A couple of weeks ago President Trump withdrew the US from the Iran Nuclear Deal. The Obama administration, EU allies, Russian, and China, worked hard to negotiate this agreement just a few years ago. The president apparently has no plan other than to suffocate the Iranian people, via extreme sanctions, into an uprising that will overthrow the current regime, or to perhaps threaten the ruling party with potential military action. What other strategies could one logically suspect was on the mind of President Trump when he pulled out of this deal.
Oh, I forgot, of course, it is repealing yet another Obama administration agreement.
No deals are perfect, because they come from negotiation
Yes, one could debate that the Iran nuclear deal was not the ideal deal. However, it bought the mostly reasonable powers of the world ten years to watch, listen, and learn while perhaps nudging Iran closer to the international community. Ten years is a long time to negotiate or pressure Iran out of some of their terroristic military practices around the middle east. Who knows if the current regime would even survive the next decade. Buying time is a good thing, not a bad thing.

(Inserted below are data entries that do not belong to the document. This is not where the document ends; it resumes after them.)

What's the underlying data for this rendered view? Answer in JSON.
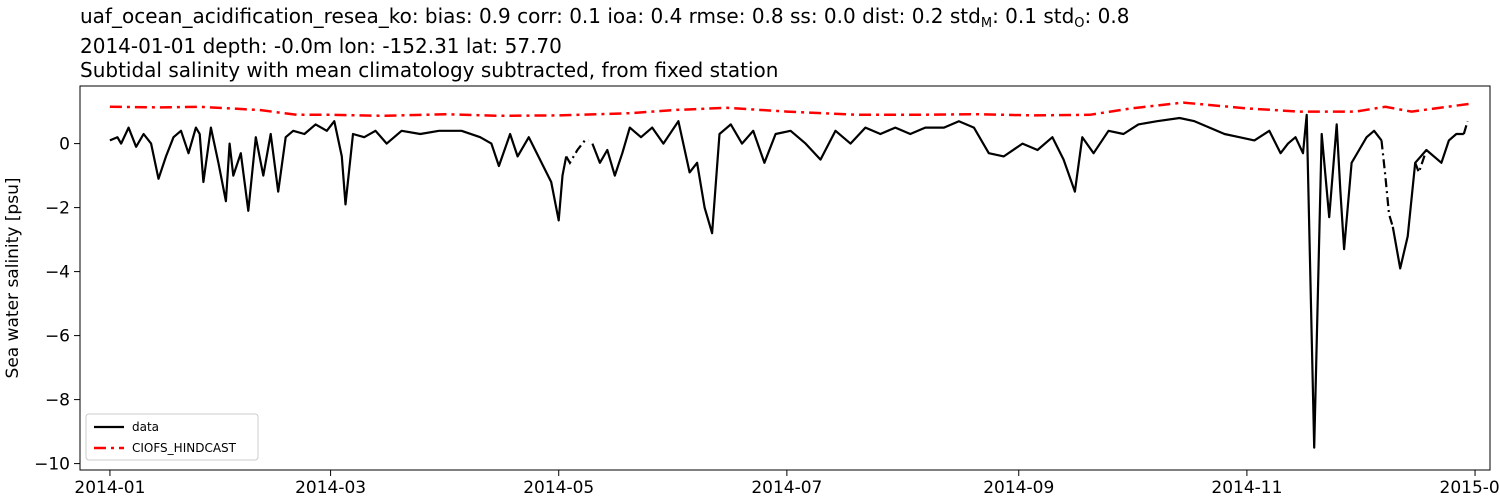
{
  "header": {
    "line1": {
      "main": "uaf_ocean_acidification_resea_ko: bias: 0.9  corr: 0.1  ioa: 0.4  rmse: 0.8  ss: 0.0  dist: 0.2  std",
      "sub_m": "M",
      "mid": ": 0.1  std",
      "sub_o": "O",
      "end": ": 0.8"
    },
    "line2": "2014-01-01 depth: -0.0m lon: -152.31 lat: 57.70",
    "line3": "Subtidal salinity with mean climatology subtracted, from fixed station"
  },
  "chart_data": {
    "type": "line",
    "title": "Subtidal salinity with mean climatology subtracted, from fixed station",
    "xlabel": "",
    "ylabel": "Sea water salinity [psu]",
    "xlim": [
      "2013-12-24",
      "2015-01-05"
    ],
    "ylim": [
      -10.2,
      1.8
    ],
    "xticks": [
      "2014-01",
      "2014-03",
      "2014-05",
      "2014-07",
      "2014-09",
      "2014-11",
      "2015-01"
    ],
    "yticks": [
      0,
      -2,
      -4,
      -6,
      -8,
      -10
    ],
    "ytick_labels": [
      "0",
      "−2",
      "−4",
      "−6",
      "−8",
      "−10"
    ],
    "grid": false,
    "legend_position": "lower-left",
    "colors": {
      "data": "#000000",
      "model": "#ff0000"
    },
    "series": [
      {
        "name": "data",
        "style": "solid",
        "segments": [
          [
            [
              "2014-01-01",
              0.1
            ],
            [
              "2014-01-03",
              0.2
            ],
            [
              "2014-01-04",
              0.0
            ],
            [
              "2014-01-06",
              0.5
            ],
            [
              "2014-01-08",
              -0.1
            ],
            [
              "2014-01-10",
              0.3
            ],
            [
              "2014-01-12",
              0.0
            ],
            [
              "2014-01-14",
              -1.1
            ],
            [
              "2014-01-16",
              -0.4
            ],
            [
              "2014-01-18",
              0.2
            ],
            [
              "2014-01-20",
              0.4
            ],
            [
              "2014-01-22",
              -0.3
            ],
            [
              "2014-01-24",
              0.5
            ],
            [
              "2014-01-25",
              0.3
            ],
            [
              "2014-01-26",
              -1.2
            ],
            [
              "2014-01-28",
              0.5
            ],
            [
              "2014-01-30",
              -0.6
            ],
            [
              "2014-02-01",
              -1.8
            ],
            [
              "2014-02-02",
              0.0
            ],
            [
              "2014-02-03",
              -1.0
            ],
            [
              "2014-02-05",
              -0.3
            ],
            [
              "2014-02-07",
              -2.1
            ],
            [
              "2014-02-09",
              0.2
            ],
            [
              "2014-02-11",
              -1.0
            ],
            [
              "2014-02-13",
              0.3
            ],
            [
              "2014-02-15",
              -1.5
            ],
            [
              "2014-02-17",
              0.2
            ],
            [
              "2014-02-19",
              0.4
            ],
            [
              "2014-02-22",
              0.3
            ],
            [
              "2014-02-25",
              0.6
            ],
            [
              "2014-02-28",
              0.4
            ],
            [
              "2014-03-02",
              0.7
            ],
            [
              "2014-03-04",
              -0.4
            ],
            [
              "2014-03-05",
              -1.9
            ],
            [
              "2014-03-07",
              0.3
            ],
            [
              "2014-03-10",
              0.2
            ],
            [
              "2014-03-13",
              0.4
            ],
            [
              "2014-03-16",
              0.0
            ],
            [
              "2014-03-20",
              0.4
            ],
            [
              "2014-03-25",
              0.3
            ],
            [
              "2014-03-30",
              0.4
            ],
            [
              "2014-04-05",
              0.4
            ],
            [
              "2014-04-10",
              0.2
            ],
            [
              "2014-04-13",
              0.0
            ],
            [
              "2014-04-15",
              -0.7
            ],
            [
              "2014-04-18",
              0.3
            ],
            [
              "2014-04-20",
              -0.4
            ],
            [
              "2014-04-23",
              0.2
            ],
            [
              "2014-04-26",
              -0.5
            ],
            [
              "2014-04-29",
              -1.2
            ],
            [
              "2014-05-01",
              -2.4
            ],
            [
              "2014-05-02",
              -1.0
            ],
            [
              "2014-05-03",
              -0.4
            ]
          ],
          [
            [
              "2014-05-10",
              0.0
            ],
            [
              "2014-05-12",
              -0.6
            ],
            [
              "2014-05-14",
              -0.2
            ],
            [
              "2014-05-16",
              -1.0
            ],
            [
              "2014-05-18",
              -0.3
            ],
            [
              "2014-05-20",
              0.5
            ],
            [
              "2014-05-23",
              0.2
            ],
            [
              "2014-05-26",
              0.5
            ],
            [
              "2014-05-29",
              0.0
            ],
            [
              "2014-06-02",
              0.7
            ],
            [
              "2014-06-05",
              -0.9
            ],
            [
              "2014-06-07",
              -0.6
            ],
            [
              "2014-06-09",
              -2.0
            ],
            [
              "2014-06-11",
              -2.8
            ],
            [
              "2014-06-13",
              0.3
            ],
            [
              "2014-06-16",
              0.6
            ],
            [
              "2014-06-19",
              0.0
            ],
            [
              "2014-06-22",
              0.4
            ],
            [
              "2014-06-25",
              -0.6
            ],
            [
              "2014-06-28",
              0.3
            ],
            [
              "2014-07-02",
              0.4
            ],
            [
              "2014-07-06",
              0.0
            ],
            [
              "2014-07-10",
              -0.5
            ],
            [
              "2014-07-14",
              0.4
            ],
            [
              "2014-07-18",
              0.0
            ],
            [
              "2014-07-22",
              0.5
            ],
            [
              "2014-07-26",
              0.3
            ],
            [
              "2014-07-30",
              0.5
            ],
            [
              "2014-08-03",
              0.3
            ],
            [
              "2014-08-07",
              0.5
            ],
            [
              "2014-08-12",
              0.5
            ],
            [
              "2014-08-16",
              0.7
            ],
            [
              "2014-08-20",
              0.5
            ],
            [
              "2014-08-24",
              -0.3
            ],
            [
              "2014-08-28",
              -0.4
            ],
            [
              "2014-09-02",
              0.0
            ],
            [
              "2014-09-06",
              -0.2
            ],
            [
              "2014-09-10",
              0.2
            ],
            [
              "2014-09-13",
              -0.5
            ],
            [
              "2014-09-16",
              -1.5
            ],
            [
              "2014-09-18",
              0.2
            ],
            [
              "2014-09-21",
              -0.3
            ],
            [
              "2014-09-25",
              0.4
            ],
            [
              "2014-09-29",
              0.3
            ],
            [
              "2014-10-03",
              0.6
            ],
            [
              "2014-10-08",
              0.7
            ],
            [
              "2014-10-14",
              0.8
            ],
            [
              "2014-10-18",
              0.7
            ],
            [
              "2014-10-22",
              0.5
            ],
            [
              "2014-10-26",
              0.3
            ],
            [
              "2014-10-30",
              0.2
            ],
            [
              "2014-11-03",
              0.1
            ],
            [
              "2014-11-07",
              0.4
            ],
            [
              "2014-11-10",
              -0.3
            ],
            [
              "2014-11-12",
              0.0
            ],
            [
              "2014-11-14",
              0.2
            ],
            [
              "2014-11-16",
              -0.3
            ],
            [
              "2014-11-17",
              0.9
            ],
            [
              "2014-11-19",
              -9.5
            ],
            [
              "2014-11-21",
              0.3
            ],
            [
              "2014-11-23",
              -2.3
            ],
            [
              "2014-11-25",
              0.6
            ],
            [
              "2014-11-26",
              -1.5
            ],
            [
              "2014-11-27",
              -3.3
            ],
            [
              "2014-11-29",
              -0.6
            ],
            [
              "2014-12-01",
              -0.2
            ],
            [
              "2014-12-03",
              0.2
            ],
            [
              "2014-12-05",
              0.4
            ],
            [
              "2014-12-07",
              0.1
            ]
          ],
          [
            [
              "2014-12-10",
              -2.6
            ],
            [
              "2014-12-12",
              -3.9
            ],
            [
              "2014-12-14",
              -2.9
            ],
            [
              "2014-12-16",
              -0.6
            ],
            [
              "2014-12-19",
              -0.2
            ],
            [
              "2014-12-23",
              -0.6
            ],
            [
              "2014-12-25",
              0.1
            ],
            [
              "2014-12-27",
              0.3
            ],
            [
              "2014-12-29",
              0.3
            ]
          ]
        ],
        "gap_segments": [
          [
            [
              "2014-05-03",
              -0.4
            ],
            [
              "2014-05-04",
              -0.6
            ],
            [
              "2014-05-06",
              -0.2
            ],
            [
              "2014-05-08",
              0.1
            ],
            [
              "2014-05-09",
              0.1
            ]
          ],
          [
            [
              "2014-12-07",
              0.1
            ],
            [
              "2014-12-08",
              -1.0
            ],
            [
              "2014-12-09",
              -2.2
            ],
            [
              "2014-12-10",
              -2.6
            ]
          ],
          [
            [
              "2014-12-16",
              -0.6
            ],
            [
              "2014-12-17",
              -0.9
            ],
            [
              "2014-12-19",
              -0.2
            ]
          ],
          [
            [
              "2014-12-29",
              0.3
            ],
            [
              "2014-12-30",
              0.7
            ]
          ]
        ]
      },
      {
        "name": "CIOFS_HINDCAST",
        "style": "dash-dot",
        "points": [
          [
            "2014-01-01",
            1.15
          ],
          [
            "2014-01-15",
            1.13
          ],
          [
            "2014-01-25",
            1.15
          ],
          [
            "2014-02-10",
            1.05
          ],
          [
            "2014-02-20",
            0.9
          ],
          [
            "2014-03-01",
            0.9
          ],
          [
            "2014-03-15",
            0.87
          ],
          [
            "2014-04-01",
            0.92
          ],
          [
            "2014-04-15",
            0.87
          ],
          [
            "2014-05-01",
            0.88
          ],
          [
            "2014-05-20",
            0.95
          ],
          [
            "2014-06-01",
            1.05
          ],
          [
            "2014-06-15",
            1.12
          ],
          [
            "2014-07-01",
            1.0
          ],
          [
            "2014-07-20",
            0.9
          ],
          [
            "2014-08-05",
            0.9
          ],
          [
            "2014-08-20",
            0.92
          ],
          [
            "2014-09-05",
            0.88
          ],
          [
            "2014-09-20",
            0.9
          ],
          [
            "2014-10-01",
            1.1
          ],
          [
            "2014-10-15",
            1.28
          ],
          [
            "2014-11-01",
            1.1
          ],
          [
            "2014-11-15",
            1.0
          ],
          [
            "2014-11-30",
            1.0
          ],
          [
            "2014-12-08",
            1.15
          ],
          [
            "2014-12-15",
            1.0
          ],
          [
            "2014-12-31",
            1.25
          ]
        ]
      }
    ]
  }
}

Let's think about the arc of history regarding denuclearization or nuclear non-proliferation as it was called in the 1950”s and 60s.
According to the NY Times, there was a treaty originally negotiated between the then Soviet Union, now Russia, and the US. It was an acknowledgment between the world’s two superpowers, that if unchecked, these powerful weapons could destroy the world. The agreement, in the 1960s, permitted only the five existing countries with nukes at the time, the US, Russia, France, England, and China, to have them.
In the agreement was an acceptance by 178 nations that this would be the case. There was a special resolution covering the Middle East acknowledging the special peace initiatives in the region. And, although outliers Iran, Iraq and North Korea signed the pact, but continued their nuclear programs. And, Israel, India, and Pakistan did not sign, it was a manageable agreement.
It bought time.
South Africa abandons nukes program
In 1992, according to the Times, South Africa announced the abandonment of their nuclear weapons program in a nod to global momentum towards the eventual abolishment of nuclear weapons on the planet. Then in 1995, after much hand-wringing, an indefinite extension of the agreement was signed in a show of world unity regarding the reduction of the world’s nuclear weapons. Is the original nuclear non-proliferation treaty a perfect agreement, no. As described above, there were cheaters and fearfull rejecters. However, the whole world knows who they are and presumably through economic and other pressures, said players could be coerced into idle possession.
There would be continual hope that diplomatic pressures and evolution may come to play, as in progress towards peace in some regions of the world, and the realization that autocracy and strict communism don’t work, in others.
President Trump is creating a dust storm in the Middle East
However, there are scarce examples of cornering a wounded animal, particularly in a “jungle” like the middle-east, having positive outcomes. And, there is no indication that the previously implemented sanctions curtailed their nuclear endeavors or poor behavior on the International stage. Moreover, by backing out of the Iran nuclear deal, the Trump administration has effectively ratcheted up economic uncertainties for many allied countries.
The administration's resolve in pulling out of the deal could well drive Iran into increased military actions through their proxy militants, in Syria, Iraq and Indirectly against Israel, and open up the possibility that they resume their nuclear program, and quickly!
Trump’s only real leverage on Iran would be military. However, the idea that the American people would stand for another middle east fiasco following a decade and a half in Afganistan and Iraq, is unrealistic. Therefore such a threat held over the heads of Iran and their ruling party would appear as either a paper Tiger or fool's errand on the administration’s part.
Yes, buying time with the suspension of Iran’s nuclear weapon program for a decade, was the best the world powers could do.
That’s why Russia, France, the UK, China, the US, all agreed to the Joint Comprehensive Plan of Action in 2015. If president Trump has a better plan, he can run it by the other powers, before making rash decisions that negatively impact the Middle East, Europe, and the US.